Hope all are well.  Neil McCarthy

#2 January 5, 2002.  Punta Arenas, Chile.
Hello Friends,

Our morning run was just the ticket to build a great appetite. With that to motivate us, we ran the breakfast bar at our hotel out of food. And then it was off to view penguins in their natural habitat. The photogenic Magellanic penguins that dwell on the tip of South America are ground burrowers. So we were delighted to discover that they are not at all shy. Several modeled their striped tuxedos with pride while fluffy fledglings looked on. Quite a rewarding outing.

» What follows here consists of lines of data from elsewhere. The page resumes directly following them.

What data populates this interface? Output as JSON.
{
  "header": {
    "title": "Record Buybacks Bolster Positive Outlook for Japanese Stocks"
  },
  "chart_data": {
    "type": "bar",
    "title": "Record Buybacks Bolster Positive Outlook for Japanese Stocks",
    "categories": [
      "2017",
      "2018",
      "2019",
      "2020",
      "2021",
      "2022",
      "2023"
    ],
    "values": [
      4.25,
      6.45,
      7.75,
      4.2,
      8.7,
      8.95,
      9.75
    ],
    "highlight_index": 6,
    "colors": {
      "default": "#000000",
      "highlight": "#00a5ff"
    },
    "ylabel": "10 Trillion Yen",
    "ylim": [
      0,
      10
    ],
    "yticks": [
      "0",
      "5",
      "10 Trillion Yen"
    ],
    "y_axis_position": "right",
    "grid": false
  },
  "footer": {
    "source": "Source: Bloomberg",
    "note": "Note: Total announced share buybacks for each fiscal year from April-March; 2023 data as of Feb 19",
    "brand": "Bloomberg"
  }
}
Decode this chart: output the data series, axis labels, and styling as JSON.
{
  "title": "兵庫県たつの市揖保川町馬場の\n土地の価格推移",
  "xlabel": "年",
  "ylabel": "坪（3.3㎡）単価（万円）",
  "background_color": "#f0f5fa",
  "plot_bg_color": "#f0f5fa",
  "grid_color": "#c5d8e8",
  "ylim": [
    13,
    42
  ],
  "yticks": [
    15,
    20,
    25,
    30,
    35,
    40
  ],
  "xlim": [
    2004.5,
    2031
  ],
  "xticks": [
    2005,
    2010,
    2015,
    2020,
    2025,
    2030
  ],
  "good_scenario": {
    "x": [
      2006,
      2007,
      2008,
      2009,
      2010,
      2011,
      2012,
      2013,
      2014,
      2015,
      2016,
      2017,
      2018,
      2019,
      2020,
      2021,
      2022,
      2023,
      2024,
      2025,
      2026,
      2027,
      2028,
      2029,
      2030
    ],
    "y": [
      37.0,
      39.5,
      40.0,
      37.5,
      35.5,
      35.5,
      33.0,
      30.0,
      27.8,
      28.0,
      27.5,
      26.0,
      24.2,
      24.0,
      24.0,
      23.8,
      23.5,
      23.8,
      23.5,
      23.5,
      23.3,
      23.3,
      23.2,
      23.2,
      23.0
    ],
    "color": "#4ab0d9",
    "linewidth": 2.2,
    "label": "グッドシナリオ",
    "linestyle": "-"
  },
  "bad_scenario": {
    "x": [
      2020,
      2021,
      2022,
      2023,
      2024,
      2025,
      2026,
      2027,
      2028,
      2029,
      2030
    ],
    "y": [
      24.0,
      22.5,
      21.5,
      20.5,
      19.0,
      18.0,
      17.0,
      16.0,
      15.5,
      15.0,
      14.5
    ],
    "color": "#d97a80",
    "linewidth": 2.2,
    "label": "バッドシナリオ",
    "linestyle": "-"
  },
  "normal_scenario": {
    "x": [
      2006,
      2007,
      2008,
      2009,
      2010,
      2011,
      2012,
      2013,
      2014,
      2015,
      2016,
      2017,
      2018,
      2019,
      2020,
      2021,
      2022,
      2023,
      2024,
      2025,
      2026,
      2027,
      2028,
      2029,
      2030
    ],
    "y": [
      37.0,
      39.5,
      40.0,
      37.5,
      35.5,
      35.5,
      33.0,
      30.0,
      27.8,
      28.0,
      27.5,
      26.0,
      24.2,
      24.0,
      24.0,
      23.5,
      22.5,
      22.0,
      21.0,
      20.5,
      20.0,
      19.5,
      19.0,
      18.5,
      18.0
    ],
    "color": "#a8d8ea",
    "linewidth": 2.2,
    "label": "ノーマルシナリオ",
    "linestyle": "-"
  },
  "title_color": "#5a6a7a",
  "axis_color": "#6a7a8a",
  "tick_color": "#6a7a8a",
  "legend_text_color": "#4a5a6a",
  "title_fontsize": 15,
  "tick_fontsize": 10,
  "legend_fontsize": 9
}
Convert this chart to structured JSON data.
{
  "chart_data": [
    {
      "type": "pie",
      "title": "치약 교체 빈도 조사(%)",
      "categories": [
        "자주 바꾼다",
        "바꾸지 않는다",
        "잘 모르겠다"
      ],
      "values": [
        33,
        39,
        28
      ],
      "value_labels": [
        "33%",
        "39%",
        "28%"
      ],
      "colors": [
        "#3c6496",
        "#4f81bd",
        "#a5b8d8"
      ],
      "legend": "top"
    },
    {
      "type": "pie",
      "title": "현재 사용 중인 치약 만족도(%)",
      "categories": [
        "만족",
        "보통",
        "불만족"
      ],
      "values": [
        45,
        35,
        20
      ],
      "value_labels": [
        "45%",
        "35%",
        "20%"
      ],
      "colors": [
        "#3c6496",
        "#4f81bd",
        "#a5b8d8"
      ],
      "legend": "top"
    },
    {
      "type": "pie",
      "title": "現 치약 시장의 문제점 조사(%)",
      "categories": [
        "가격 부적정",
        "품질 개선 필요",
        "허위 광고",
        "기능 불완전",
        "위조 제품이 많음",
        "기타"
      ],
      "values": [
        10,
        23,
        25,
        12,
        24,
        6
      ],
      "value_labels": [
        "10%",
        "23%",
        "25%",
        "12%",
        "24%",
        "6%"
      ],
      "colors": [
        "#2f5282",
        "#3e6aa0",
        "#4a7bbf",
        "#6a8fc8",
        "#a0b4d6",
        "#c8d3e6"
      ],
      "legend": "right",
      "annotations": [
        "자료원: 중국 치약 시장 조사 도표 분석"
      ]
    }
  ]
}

Part of the team decided to test the waters with rod and reel as we wait for an improvement in the weather. Happily there has been some improvement and our spirits are high. Our Kazakhstan (Russian) team members have challenged the rest of us to join them at 6:30am to train. Yarvand (Eric) is a highly regarded Soviet climbing coach so this should be very interesting.

Stay tuned, Vern Tejas

#1 January 3, 2002.  Punta Arenas, Chile.
Hello Cybernauts

This is Vern Tejas reporting for Alpine Ascents International for our Mt. Vinson climbing team. We are now fully assembled and ready to go. Currently we are in the Southern port city of Punta Arenas, Chile. This is the traditional "Jump off" city for explorers bound for Antarctica. So after a very thorough orientation from our flight service this morning, we strolled to the plaza to immerse ourselves more fully in this tradition.

The plaza is a tree lined quadrant that the city life revolves around. In the center of the park stands a monument to early exploration of Patagonia and there is a large statue of one of this areas indigenous people. Sailors and other adventurers have made a habit of kissing the toe of this brass Indian in hopes that it will give them the luck required to return from Antarctica....needless to say, we kissed it profusely.

Now, with a little luck and some cooperation from the weather at our next destination, Union Glacier Antarctica, our adventure will begin. The team is fit and all are experienced in glacier travel which combined with good sense of humor makes for a fine fun group. I'm truly looking forward to this experience.